Now import required packages.

In [None]:
import numpy as np
import torch
from torch import nn
from torch.nn import functional as F
from d2l import torch as d2l

I will use the "compact" implementation of logistic regression as a neural network in pytorch.

In [None]:
class LogisticRegression(d2l.Classifier):  #@save
    """The logistic regression model."""
    def __init__(self, in_features, out_features, lr):
        super().__init__()
        self.save_hyperparameters()
        self.net = nn.Sequential(nn.Flatten(), nn.Linear(in_features, out_features))
       
    # why not computing softmax here? per the textbook: "By combining softmax and cross-entropy, we can escape the numerical stability issues altogether."
    def forward(self, X):
        return self.net(X)

    # cross-entropy loss
    def loss(self, Y_hat, Y, averaged=True):
        Y_hat = Y_hat.reshape((-1, Y_hat.shape[-1]))
        Y = Y.reshape((-1,))
        return F.cross_entropy(
            Y_hat, Y, reduction='mean' if averaged else 'none')

Use our reader for CSV data from last week.

In [None]:
import pandas as pd
from sklearn.model_selection import train_test_split

class CsvData(d2l.DataModule):  #@save
    def __init__(self, labelColIndex, path, batch_size=32, shuffle=True, split=0.2):
        super().__init__()
        self.save_hyperparameters()
        # read the data
        df = pd.read_csv(path)
        self.labels = df.iloc[:, labelColIndex].unique()
        colIndices = list(range(df.shape[1]))
        colIndices.pop(labelColIndex)
        features = df.iloc[:, colIndices]
        # one hot encoding of the labels column
        #labels = pd.get_dummies(df.iloc[:, labelColIndex])
        labels = df.iloc[:, labelColIndex]
        labels = labels.apply(lambda x: np.where(self.labels==x)[0][0]).astype(float)
        # split the dataset
        self.train, self.val, self.train_y, self.val_y = train_test_split(features, labels, test_size=split, shuffle=shuffle)
        print("shuffle", shuffle, "batch_size", batch_size, "split", split)
        print(self.get_feature_count(), self.get_train_data_size(), self.get_test_data_size())
         
    def get_feature_count(self):
        return self.train.shape[1]

    def get_label_count(self):
        return len(self.labels)

    def get_train_data_size(self):
        return self.train.shape[0]

    def get_test_data_size(self):
        return self.val.shape[0]
                
    def text_labels(self, indices):
        """Return text labels."""
        return [self.labels[int(i)] for i in indices]
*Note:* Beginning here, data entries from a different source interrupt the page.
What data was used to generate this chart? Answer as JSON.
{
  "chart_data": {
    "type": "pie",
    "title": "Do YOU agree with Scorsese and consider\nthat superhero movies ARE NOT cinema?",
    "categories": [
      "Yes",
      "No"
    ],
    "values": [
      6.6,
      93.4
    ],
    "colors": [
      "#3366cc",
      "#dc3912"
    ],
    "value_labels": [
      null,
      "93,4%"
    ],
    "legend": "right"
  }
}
    def get_dataloader(self, train):
        features = self.train if train else self.val
        labels = self.train_y if train else self.val_y
        get_tensor = lambda x: torch.tensor(x.values, dtype=torch.float32)
        tensors = (get_tensor(features), get_tensor(labels).long())
        return self.get_tensorloader(tensors, train)

Set our hyperparameters, fit a model.

In [None]:
lr = 0.01
epochs = 10
split = 0.2
batch_size = 12
shuffle = True

# You can get the iris data from https://archive-beta.ics.uci.edu/dataset/53/iris
data = CsvData(4,"data/iris.data", batch_size=batch_size, shuffle=shuffle, split=split)
model = LogisticRegression(data.get_feature_count(), data.get_label_count(), lr)

# textbook has this: 
#data = d2l.FashionMNIST(batch_size=256)
#model = LogisticRegression(784, 10, 0.1)

trainer = d2l.Trainer(max_epochs=epochs)
trainer.fit(model, data)